Subhashis Chatterjee, 35, told Metro after the six-hour drama on Tuesday evening that he decided to take the “extreme step” after several intimidating calls from a loan recovery agency hired by ICICI Bank.
“The callers claimed that I hadn’t paid my personal loan EMI for March 2007, along with some extra charges for defaulting on repayment. I told them that I had documents to prove them wrong but they wouldn’t listen,” he said.
Subhashis, a resident of Sarojini Pally in Barasat, had taken a personal loan of Rs 50,000 from ICICI Bank in January last year to expand his air-conditioning and fridge repairing business. The EMI was fixed at Rs 2,406 for 36 months.
The businessman, who had opted for electronic clearance instead of giving post-dated cheques, defaulted on the second EMI because of insufficient funds in his account. “The bank sent a collection agent to my home a few days later and I paid the EMI in cash,” he said.
Subhashis thought the matter was settled but a representative of the bank called two months later to say that he had “missed” the EMI for March. When he went to the Gurusaday Road branch of ICICI Bank to enquire why he was being harassed, it turned out that the culprit was the collection agent.
“The loan account number he wrote in the receipt was not mine. The bank rectified the error and assured me that I would not receive any more calls,” Subhashis recalled.
But an official of ICICI Bank called Subhashis again a few days later and requested him to visit the branch for a “clarification”. On reaching the Gurusaday Road branch, he was asked to speak to a bank official in New Delhi over phone. “I had to repeat what I had said earlier, after which the official said there would be no more confusion.”

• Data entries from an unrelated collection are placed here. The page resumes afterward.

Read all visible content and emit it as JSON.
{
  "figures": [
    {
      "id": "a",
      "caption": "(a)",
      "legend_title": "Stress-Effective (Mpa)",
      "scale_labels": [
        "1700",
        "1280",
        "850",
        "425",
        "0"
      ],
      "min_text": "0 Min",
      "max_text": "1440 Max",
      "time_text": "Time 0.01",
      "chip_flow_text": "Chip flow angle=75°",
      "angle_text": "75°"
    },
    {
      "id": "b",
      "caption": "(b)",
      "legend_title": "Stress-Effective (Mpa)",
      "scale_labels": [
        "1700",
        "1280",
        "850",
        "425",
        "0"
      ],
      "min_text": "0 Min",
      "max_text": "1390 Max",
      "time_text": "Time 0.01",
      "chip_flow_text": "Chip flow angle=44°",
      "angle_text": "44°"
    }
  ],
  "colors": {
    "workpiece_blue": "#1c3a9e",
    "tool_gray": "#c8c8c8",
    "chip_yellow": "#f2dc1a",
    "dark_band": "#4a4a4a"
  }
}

Subhashis continued paying his EMIs — 21 out of 36 till this month — and forgot about the dispute until a collection agent called on October 17 and said he owed the bank an extra Rs 4,300, payable immediately. Another caller said the outstanding amount was Rs 1,906.
More calls followed over the next few days, some of them allegedly threatening ones. “A couple of callers even abused my family members,” Subhashis said.
After consulting some friends, he decided to teach them a lesson. When a collection agent called on Monday, Subhashis asked him to come to his residence on Tuesday and take the “outstanding amount” in cash.
The collector arrived at Subhashis’s home around noon and immediately wrote a receipt. Subhashis showed him his bank statement and the receipt for the March ’07 EMI that he paid in cash but the collector wasn’t convinced. “You can call the police or go to court but I won’t leave without the payment,” Subhashis quoted him as saying.
Subhashis and his friends, who had arrived by then, took the collector to a room and asked him to call his senior. When two more representatives of the bank, one of them a supervisor, arrived an hour later, they were asked to speak to the bank and ask for the complete repayment statement.
The trio were allowed to go only after a bank statement was emailed to the supervisor and he took a printout from a nearby cyber café to give Subhashis.
A spokesman for ICICI Bank admitted that Subhashis had been unnecessarily harassed but said his method of getting justice was illegal. “We could have lodged a police complaint but didn’t do so because he apologised for holding our men hostage.”